Brasil
Lula e Bolsonaro em decadência: o fim de uma era?
Enquanto os dois líderes que dividiram o país perdem força e prestígio, cresce a esperança por uma nova liderança capaz de unir e reconstruir o Brasil com equilíbrio e responsabilidade
Dois dos principais protagonistas da polarização política brasileira vivem, simultaneamente, seus momentos mais frágeis. De um lado, Lula, presidente pela terceira vez, enfrenta crescente impopularidade e uma sucessão de derrotas políticas internas e vexames diplomáticos. Do outro, Jair Bolsonaro, ex-presidente e inelegível, tenta manter influência enquanto aguarda julgamento por tentativa de golpe de Estado. Ambos, contudo, parecem caminhar para a obsolescência política — e isso pode ser excelente para o Brasil.
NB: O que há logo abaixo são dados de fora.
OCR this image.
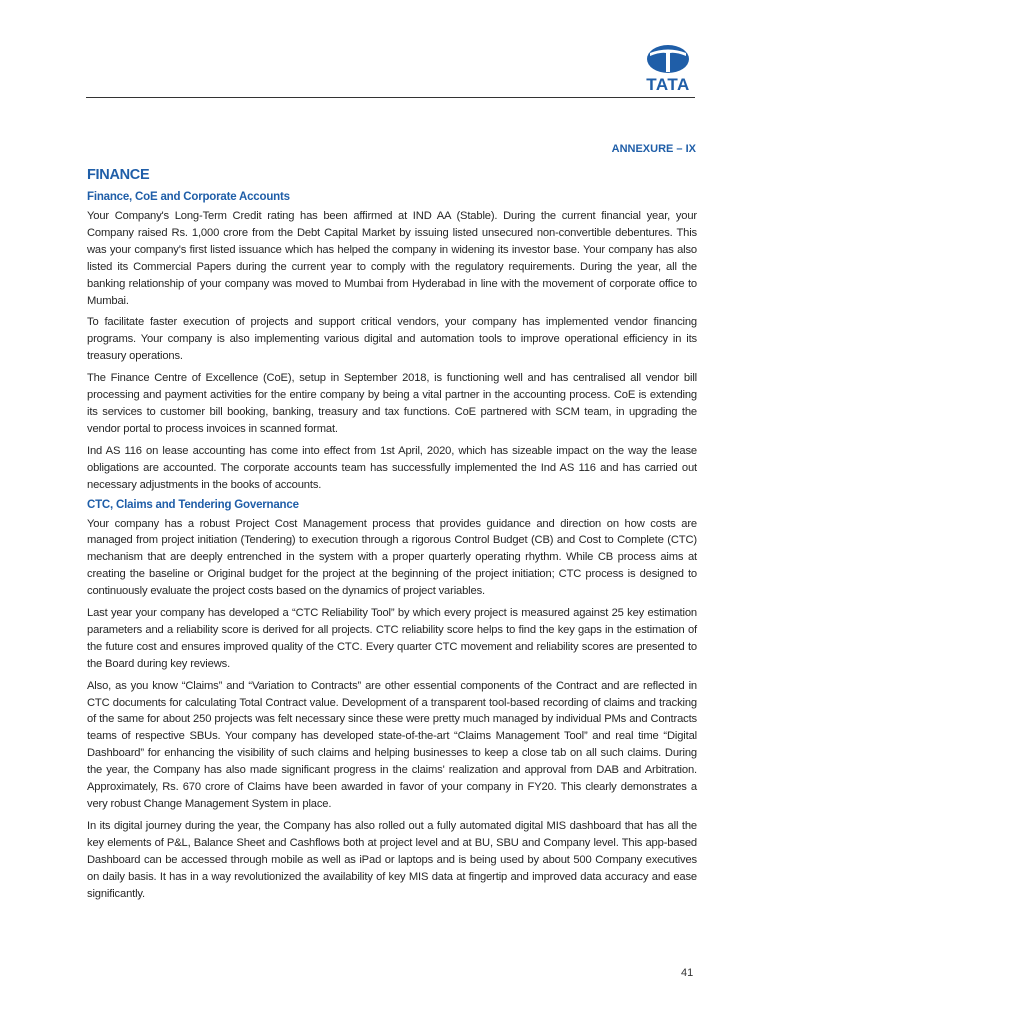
TATA
ANNEXURE – IX
FINANCE
Finance, CoE and Corporate Accounts

Your Company's Long-Term Credit rating has been affirmed at IND AA (Stable). During the current financial year, your Company raised Rs. 1,000 crore from the Debt Capital Market by issuing listed unsecured non-convertible debentures. This was your company's first listed issuance which has helped the company in widening its investor base. Your company has also listed its Commercial Papers during the current year to comply with the regulatory requirements. During the year, all the banking relationship of your company was moved to Mumbai from Hyderabad in line with the movement of corporate office to Mumbai.

To facilitate faster execution of projects and support critical vendors, your company has implemented vendor financing programs. Your company is also implementing various digital and automation tools to improve operational efficiency in its treasury operations.

The Finance Centre of Excellence (CoE), setup in September 2018, is functioning well and has centralised all vendor bill processing and payment activities for the entire company by being a vital partner in the accounting process. CoE is extending its services to customer bill booking, banking, treasury and tax functions. CoE partnered with SCM team, in upgrading the vendor portal to process invoices in scanned format.

Ind AS 116 on lease accounting has come into effect from 1st April, 2020, which has sizeable impact on the way the lease obligations are accounted. The corporate accounts team has successfully implemented the Ind AS 116 and has carried out necessary adjustments in the books of accounts.

CTC, Claims and Tendering Governance

Your company has a robust Project Cost Management process that provides guidance and direction on how costs are managed from project initiation (Tendering) to execution through a rigorous Control Budget (CB) and Cost to Complete (CTC) mechanism that are deeply entrenched in the system with a proper quarterly operating rhythm. While CB process aims at creating the baseline or Original budget for the project at the beginning of the project initiation; CTC process is designed to continuously evaluate the project costs based on the dynamics of project variables.

Last year your company has developed a “CTC Reliability Tool” by which every project is measured against 25 key estimation parameters and a reliability score is derived for all projects. CTC reliability score helps to find the key gaps in the estimation of the future cost and ensures improved quality of the CTC. Every quarter CTC movement and reliability scores are presented to the Board during key reviews.

Also, as you know “Claims” and “Variation to Contracts” are other essential components of the Contract and are reflected in CTC documents for calculating Total Contract value. Development of a transparent tool-based recording of claims and tracking of the same for about 250 projects was felt necessary since these were pretty much managed by individual PMs and Contracts teams of respective SBUs. Your company has developed state-of-the-art “Claims Management Tool” and real time “Digital Dashboard” for enhancing the visibility of such claims and helping businesses to keep a close tab on all such claims. During the year, the Company has also made significant progress in the claims' realization and approval from DAB and Arbitration. Approximately, Rs. 670 crore of Claims have been awarded in favor of your company in FY20. This clearly demonstrates a very robust Change Management System in place.

In its digital journey during the year, the Company has also rolled out a fully automated digital MIS dashboard that has all the key elements of P&L, Balance Sheet and Cashflows both at project level and at BU, SBU and Company level. This app-based Dashboard can be accessed through mobile as well as iPad or laptops and is being used by about 500 Company executives on daily basis. It has in a way revolutionized the availability of key MIS data at fingertip and improved data accuracy and ease significantly.

41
No último domingo (30), a Avenida Paulista recebeu mais um ato em defesa de Bolsonaro, mas o evento teve baixa adesão popular, reunindo menos de 15 mil pessoas em um espaço que comporta mais de um milhão. Nas redes sociais, o fiasco foi chamado de “flopada” — uma imagem que contrasta fortemente com as grandes manifestações do passado.
No mesmo dia, a revista britânica The Economist publicou uma análise contundente sobre o atual governo Lula, classificando sua atuação como “omissa” e “constrangedora” diante de fóruns internacionais. O artigo destaca o alinhamento de Lula com autocracias como Rússia e Irã, reforçando a sensação de que o presidente perdeu a mão tanto na política externa quanto na interna.
A incapacidade dos dois líderes de projetar candidaturas viáveis para 2026 escancara sua decadência. Lula tenta reviver o velho discurso de “ricos contra pobres”, mas o antipetismo continua forte e articulado. Bolsonaro, por sua vez, hesita em consolidar um nome de sucessão — cogitando até mesmo indicar familiares, o que revela mais desejo de preservar influência e foro privilegiado do que qualquer compromisso com o país.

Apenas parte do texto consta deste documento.